While it was never easy for workers to put up a fight in court, Sharma says, it has only become more difficult now. “Earlier, you had backing of the unions. There was strength in numbers.” Today, the unions are on the decline, and the recent change in the law could only hasten their demise.

In that sense, more significant than the amendment relaxing norms for retrenchment, which only formalises what is already happening on the ground, worker leaders say, is the one that makes collective action harder. Earlier, under the Industrial Disputes Act, a union needed the support of 15% workers to be recognised as bargaining union. Now, it needs to have 30% workers to get such recognition. By weakening trade unions, the government has made it harder for retrenched workers to even put up a fight for due compensation.
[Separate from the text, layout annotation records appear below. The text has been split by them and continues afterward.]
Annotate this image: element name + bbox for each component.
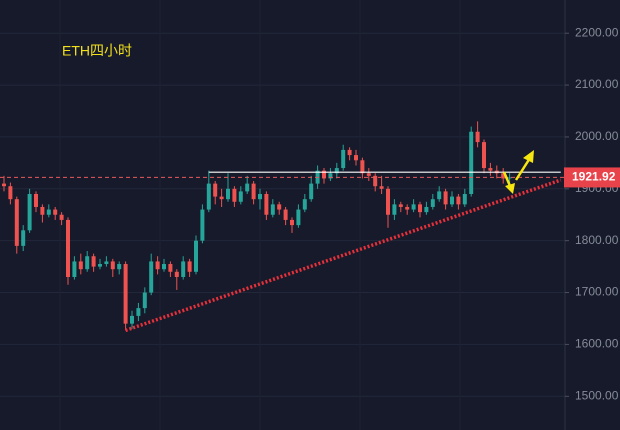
- candle-body: [270, 204, 275, 215]
- candle-body: [309, 183, 314, 200]
- candle-body: [181, 261, 186, 277]
- candle-body: [443, 191, 448, 205]
- candle-body: [72, 261, 77, 277]
- candle-body: [136, 308, 141, 316]
- candle-body: [187, 261, 192, 272]
- candle-body: [437, 191, 442, 200]
- candle-body: [21, 230, 26, 246]
- y-tick-label: 1500.00: [575, 388, 619, 402]
- candle-body: [277, 204, 282, 210]
- candle-body: [142, 292, 147, 309]
- candle-body: [475, 131, 480, 143]
- candle-body: [34, 193, 38, 207]
- candle-body: [98, 264, 102, 267]
- candle-body: [322, 170, 326, 179]
- candle-body: [328, 173, 333, 179]
- candle-body: [155, 261, 160, 270]
- candle-body: [130, 315, 134, 324]
- candle-body: [206, 183, 211, 210]
- chart-title: ETH四小时: [62, 43, 132, 59]
- candle-body: [162, 264, 166, 270]
- candle-body: [302, 199, 307, 210]
- candle-body: [456, 196, 461, 205]
- candle-body: [424, 206, 429, 213]
- candle-body: [411, 204, 416, 210]
- candle-body: [430, 199, 435, 207]
- arrow-down: [502, 171, 515, 194]
- y-tick-label: 2000.00: [575, 129, 619, 143]
- candle-body: [46, 209, 51, 215]
- y-tick-label: 1600.00: [575, 337, 619, 351]
- candle-body: [347, 149, 352, 156]
- candle-body: [232, 188, 237, 202]
- candle-body: [238, 191, 243, 202]
- candle-body: [85, 256, 90, 270]
- candle-body: [14, 199, 19, 246]
- y-tick-label: 1700.00: [575, 285, 619, 299]
- candle-body: [194, 240, 198, 272]
- arrow-shaft: [514, 157, 532, 181]
- candle-body: [405, 206, 410, 210]
- trendline: [125, 178, 562, 333]
- candle-body: [213, 183, 218, 197]
- candle-body: [334, 168, 339, 174]
- candle-body: [450, 196, 454, 205]
- candle-body: [53, 209, 58, 215]
- candle-body: [379, 186, 384, 189]
- candle-body: [8, 186, 13, 200]
- candle-body: [40, 206, 45, 215]
- candle-body: [219, 196, 224, 200]
- candle-body: [258, 193, 262, 200]
- candle-body: [360, 160, 365, 174]
- candle-body: [373, 175, 378, 187]
- candle-body: [386, 188, 390, 215]
- y-axis: 2200.002100.002000.001900.001800.001700.…: [564, 25, 620, 402]
- candle-body: [251, 183, 256, 200]
- candle-body: [482, 142, 486, 169]
- candle-body: [174, 271, 179, 277]
- candle-body: [27, 193, 32, 231]
- candle-body: [296, 209, 301, 226]
- candle-body: [110, 261, 115, 270]
- y-tick-label: 1800.00: [575, 233, 619, 247]
- candle-body: [66, 219, 70, 277]
- candle-body: [341, 149, 346, 169]
- arrow-up: [514, 150, 534, 181]
- candle-body: [168, 264, 173, 272]
- candle-body: [149, 261, 154, 293]
- candle-body: [469, 131, 474, 194]
- last-price-label: 1921.92: [572, 170, 616, 184]
- candle-body: [462, 193, 467, 205]
- candle-body: [283, 209, 288, 220]
- candle-body: [488, 168, 493, 171]
- y-tick-label: 2100.00: [575, 77, 619, 91]
- y-tick-label: 2200.00: [575, 25, 619, 39]
- arrow-shaft: [502, 171, 512, 187]
- candle-body: [418, 204, 422, 213]
- candle-body: [123, 264, 128, 324]
- candle-body: [290, 219, 294, 226]
- last-price-tag: [564, 167, 620, 188]
- candle-body: [59, 214, 64, 220]
- candle-body: [78, 261, 83, 270]
- candle-body: [354, 155, 358, 161]
- arrow-head: [505, 183, 515, 194]
- candle-body: [200, 209, 205, 241]
- candle-body: [226, 188, 230, 200]
- candle-body: [104, 261, 109, 265]
- candle-body: [264, 193, 269, 215]
- candle-body: [392, 204, 397, 215]
- candle-body: [501, 173, 506, 179]
- candle-body: [507, 177, 512, 179]
- candle-body: [2, 183, 6, 187]
- candle-body: [245, 183, 250, 192]
- candle-body: [91, 256, 96, 267]
- arrow-head: [523, 150, 534, 163]
- candle-body: [366, 173, 371, 176]
- candle-body: [398, 204, 403, 207]
- candle-body: [117, 264, 122, 270]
 The future of the working class

Of the 2,000 factories in Vishwakarma Industrial Area, less than 50 have worker unions, Sher Singh claimed, as we sat talking over tea at the entrance to the factory. I asked him if he was hopeful that workers would get the wages they wanted. No, he said. GEM group may not employ contract workers in its main units – GEM Electromechanical Ltd and JLC Electro Met Ltd – but other units owned by the promoters of GEM group, he said, use contract labour who work at half of their salaries.

"They [contract workers] come from Bihar, Uttar Pradesh, Karnataka," Singh said. "They work for Rs 7,000 a month, while we make between Rs 16,000-Rs 20,000. The piece rate in those units comes to Rs 7, we have been told by the management, while at our factory it is Rs 17."
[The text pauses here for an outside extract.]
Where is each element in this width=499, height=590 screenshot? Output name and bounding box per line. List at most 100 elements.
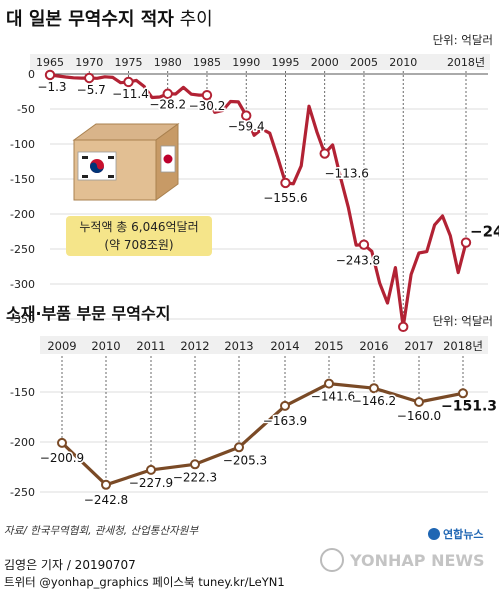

So what has kept GEM group from sacking its permanent workers and replacing them with cheaper contract labour? Could it be the law which, until recently, made it incumbent on factory owners to seek permission from the government before sacking more than 100 workers?

No, said Sher Singh. There are only 78 workers in GEM Electromechanical Ltd – well below the 100 threshold.

In his view, it is not the law which keeps the management from sacking the workers, as much as “Sethji’s sentimental attachment”.

“This is where his business started,” says Singh, speaking of Kamal Kishore Vaid, the founder of GEM Group. “He was an engineer who started this unit with one machine from Japan in 1970s. He used to stand alongside workers and toil on the shop floor. Ask Meher Chand, he’s been here since the start,” he said, pointing to a short, grey-haired man.

Meher Chand was scarcely 18 when he started work at Vaid’s factory. He described how Vaid made true copies of the machine from Japan and expanded the business. “Today, Sethji has made millions – which he deserves too – but all that Meher Chand has managed to buy is a motorcycle,” Singh intervened, at the end of the story.

Stagnant wages

Meher Chand, however, chose other reference points to evaluate his work life. “When I was starting out, I could have applied for a government job, but I opted for factory work, because it paid well," he said. "With overtime, my salary used to come to Rs 280, which was better than the earnings of government employees. Today, however, my friends who joined the government are getting Rs 35,000, while my salary has stagnated at Rs 20,000.”

What’s worse, he says, is that the younger people in his village, Akeda Dongar, which lies adjacent to the industrial area, are no longer getting jobs. “The contract work they get is low-paid and uncertain,” he said. “They are into selling their ancestral land, which in any case is no longer yielding the same yields due to industrial pollution.”

His eldest son is now coming of age and his worries are mounting. “I'll probably open a small shop for him," said Meher Chand. "The future is not bright for our children."